= Wide Range Intelligence Test =

Type of psychometric test

The Wide Range Intelligence test (WRIT) is an assessment of verbal (crystallized) and visual (fluid) IQ. Running at approximately 30 minutes, the WRIT is shorter than traditional IQ tests. The test also involves only four subtests and requires fewer physical materials than a typical test. It was created alongside the Wide Range Achievement Test 3 (WRAT3), a measure of reading comprehension and academic ability, by Pearson Education in 2000. The WRIT is intended to assess those aged 4 through 85. It is designed for easy administration among trained psychologists, which is accomplished using a hierarchical model that frequently occurs in psychological testing.

== Development ==
The WRIT is one of many short-form IQ tests developed since the Wechsler-Bellevue scale, an early model for intelligence testing, was created. The popular shortening of IQ tests, especially those intended for children, is primarily due to the increasingly heavy workloads of school psychologists. Experts have historically argued that these shorter tests are less accurate. The WRIT is an attempt to optimize accuracy in a short-form IQ test that includes fewer subtests.

The test was developed with a stratified sample of 2,285 people aged 4 to 85. The test was published by British testing company Pearson in 2000; its manual was written by Joseph Glutting, Wayne Adams, and David Sheslow.

== Method ==
The WRIT begins with a visual subtest involving matrices. These are followed by verbal analogies, visual diamonds, and a vocabulary test. Specific administration and starting points are determined by age range.

=== Matrices ===
In the first portion of the test, examinees are given a limited amount of time to select an image that satisfies a relationship in a series of images. Matrices are typically a series of shapes with implied relationships in shape, shading, or transformation. This subtest is nonverbal and is completed on an easel.

=== Verbal Analogies ===
This test is administered verbally. The examiner provides a statement such as "A cat to a kitten is a dog to a ___." The examinee is asked to complete this statement. Verbal analogies are used to determine verbal, crystallized intelligence and demonstrate an understanding of oral language. There is no visual element to this subtest, and pronunciation guides are not provided for the administrator.

=== Visual Diamonds ===
Under a specified time limit, the examinee is asked to reproduce two- or three-dimensional patterns using diamond-shaped cardboard chips. This test is intended to require low physical dexterity and focus on higher spatial understanding and visual manipulation skills. The test is presented in easel format with no verbal element except initial instructions.

=== Vocabulary Test ===
In the vocabulary test, the examinee defines words given by the examiner. The test has no visual elements. Unlike the verbal analogies subtest, the vocabulary test provides a pronunciation guide for more difficult words.

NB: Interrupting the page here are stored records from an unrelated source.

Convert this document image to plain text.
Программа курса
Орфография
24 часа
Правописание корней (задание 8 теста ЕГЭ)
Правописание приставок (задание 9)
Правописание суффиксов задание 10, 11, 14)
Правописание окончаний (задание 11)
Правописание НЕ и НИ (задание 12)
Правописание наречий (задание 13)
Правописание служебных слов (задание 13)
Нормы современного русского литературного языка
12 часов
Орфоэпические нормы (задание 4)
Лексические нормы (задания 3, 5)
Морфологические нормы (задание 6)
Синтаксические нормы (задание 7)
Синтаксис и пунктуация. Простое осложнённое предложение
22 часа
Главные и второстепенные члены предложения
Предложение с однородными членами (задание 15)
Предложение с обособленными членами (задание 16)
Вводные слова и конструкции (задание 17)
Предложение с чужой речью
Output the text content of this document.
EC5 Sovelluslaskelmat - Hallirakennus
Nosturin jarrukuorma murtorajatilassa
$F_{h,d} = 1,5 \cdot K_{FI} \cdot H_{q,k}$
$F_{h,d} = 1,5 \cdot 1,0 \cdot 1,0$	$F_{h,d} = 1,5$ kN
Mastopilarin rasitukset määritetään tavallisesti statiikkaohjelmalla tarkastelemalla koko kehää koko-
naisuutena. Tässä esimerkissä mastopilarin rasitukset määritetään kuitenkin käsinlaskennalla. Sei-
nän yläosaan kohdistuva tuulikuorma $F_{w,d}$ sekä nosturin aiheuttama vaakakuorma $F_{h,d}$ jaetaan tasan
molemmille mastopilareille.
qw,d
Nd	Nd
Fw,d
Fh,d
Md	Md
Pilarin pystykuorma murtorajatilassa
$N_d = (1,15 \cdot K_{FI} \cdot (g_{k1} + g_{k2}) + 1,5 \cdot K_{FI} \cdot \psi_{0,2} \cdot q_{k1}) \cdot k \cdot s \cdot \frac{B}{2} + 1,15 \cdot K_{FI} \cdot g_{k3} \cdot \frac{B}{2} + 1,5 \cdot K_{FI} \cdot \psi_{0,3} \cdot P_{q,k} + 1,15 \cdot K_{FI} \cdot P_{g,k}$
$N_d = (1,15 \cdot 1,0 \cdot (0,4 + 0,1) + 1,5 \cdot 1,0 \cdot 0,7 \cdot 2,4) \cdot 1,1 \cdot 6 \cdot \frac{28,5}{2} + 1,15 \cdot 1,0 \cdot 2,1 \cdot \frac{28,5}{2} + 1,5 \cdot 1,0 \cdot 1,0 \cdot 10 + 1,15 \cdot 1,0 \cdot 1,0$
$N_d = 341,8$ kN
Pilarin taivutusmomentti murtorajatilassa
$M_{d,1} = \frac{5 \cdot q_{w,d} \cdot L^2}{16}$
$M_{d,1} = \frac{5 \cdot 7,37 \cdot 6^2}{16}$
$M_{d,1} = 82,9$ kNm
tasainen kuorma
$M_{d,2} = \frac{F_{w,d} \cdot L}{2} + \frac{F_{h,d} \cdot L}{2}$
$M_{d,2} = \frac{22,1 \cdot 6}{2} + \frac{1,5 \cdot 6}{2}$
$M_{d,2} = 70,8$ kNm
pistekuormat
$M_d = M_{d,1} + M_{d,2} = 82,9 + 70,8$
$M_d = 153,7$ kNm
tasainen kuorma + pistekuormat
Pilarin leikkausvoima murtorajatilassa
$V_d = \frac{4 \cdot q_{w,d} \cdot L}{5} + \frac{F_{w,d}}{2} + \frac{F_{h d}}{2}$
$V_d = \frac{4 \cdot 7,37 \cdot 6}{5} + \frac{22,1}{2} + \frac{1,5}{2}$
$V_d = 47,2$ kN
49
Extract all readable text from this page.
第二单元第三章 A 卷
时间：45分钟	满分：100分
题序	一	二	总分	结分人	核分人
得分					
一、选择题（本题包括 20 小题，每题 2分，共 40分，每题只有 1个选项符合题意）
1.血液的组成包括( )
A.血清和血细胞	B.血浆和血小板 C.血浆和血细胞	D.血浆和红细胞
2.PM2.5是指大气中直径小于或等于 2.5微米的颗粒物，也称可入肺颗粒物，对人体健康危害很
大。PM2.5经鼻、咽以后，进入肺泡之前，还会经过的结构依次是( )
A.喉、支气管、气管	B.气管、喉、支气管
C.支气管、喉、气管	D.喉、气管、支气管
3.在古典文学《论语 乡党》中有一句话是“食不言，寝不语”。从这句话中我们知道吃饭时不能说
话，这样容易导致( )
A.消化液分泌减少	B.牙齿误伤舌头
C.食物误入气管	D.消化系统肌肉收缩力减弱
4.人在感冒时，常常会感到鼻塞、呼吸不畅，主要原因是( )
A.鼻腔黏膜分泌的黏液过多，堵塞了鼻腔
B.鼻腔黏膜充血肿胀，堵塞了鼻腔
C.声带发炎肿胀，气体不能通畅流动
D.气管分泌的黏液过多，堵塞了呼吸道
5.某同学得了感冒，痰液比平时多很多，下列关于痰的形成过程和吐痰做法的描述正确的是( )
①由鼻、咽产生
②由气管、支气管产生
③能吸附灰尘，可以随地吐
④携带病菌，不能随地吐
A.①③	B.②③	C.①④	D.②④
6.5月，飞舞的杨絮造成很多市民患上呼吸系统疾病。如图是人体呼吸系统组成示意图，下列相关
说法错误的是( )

== Effectiveness and criticism ==

=== Standardization ===
The standardization of the WRIT is generally deemed effective in regards to demographics. The test was developed with a demographic sample based on the 1997 U.S. census. Though some aspects of this sample are generally considered adequate, experts have criticized these trials due to educational discrepancies in some age groups. In young adult demographics, individuals with college educations were overrepresented. This has caused speculation of possible inaccuracy in the WRIT scale.

A noted positive aspect of the WRIT test is its familiarity. Since its subtest tasks mirror those of traditional, long-form IQ tests, WRIT administration is easy to learn and quickly perform accurately. The WRIT examiner form is intended to be readable, attractive, and easy to use.

The WRIT is both praised and criticized for its "ceilings and floors," or its ability to detect extremely high and low scores. The test offers an extended range of scores compared to most intelligence tests. However, its extended range is inconsistent across age ranges. For example, the test is criticized for offering an inadequate "floor" at the preschool age.

=== Practical use ===
The WRAT, which was developed in coalition with the WRIT, is often criticized for its technical limitations, unreliability, and strong potential for bias. The WRAT and the WRIT are often used together to identify learning disabilities among children. The identification system involving both these tests is thus considered questionable.

Despite the doubt surrounding shorter IQ tests, the WRIT and many similar tests—including the Wechsler Abbreviated Scale of Intelligence (WASI)—have a high correlation with full-length IQ test results. The WRIT is widely used for screening purposes, especially in preschool- and school-aged children. Although the WRIT likely suffers some loss due to its shorter length, the test is considered an effective indicator of general intelligence. Many experts also agree that the test would benefit from more extensive standardization research due to limitations in its initial trials.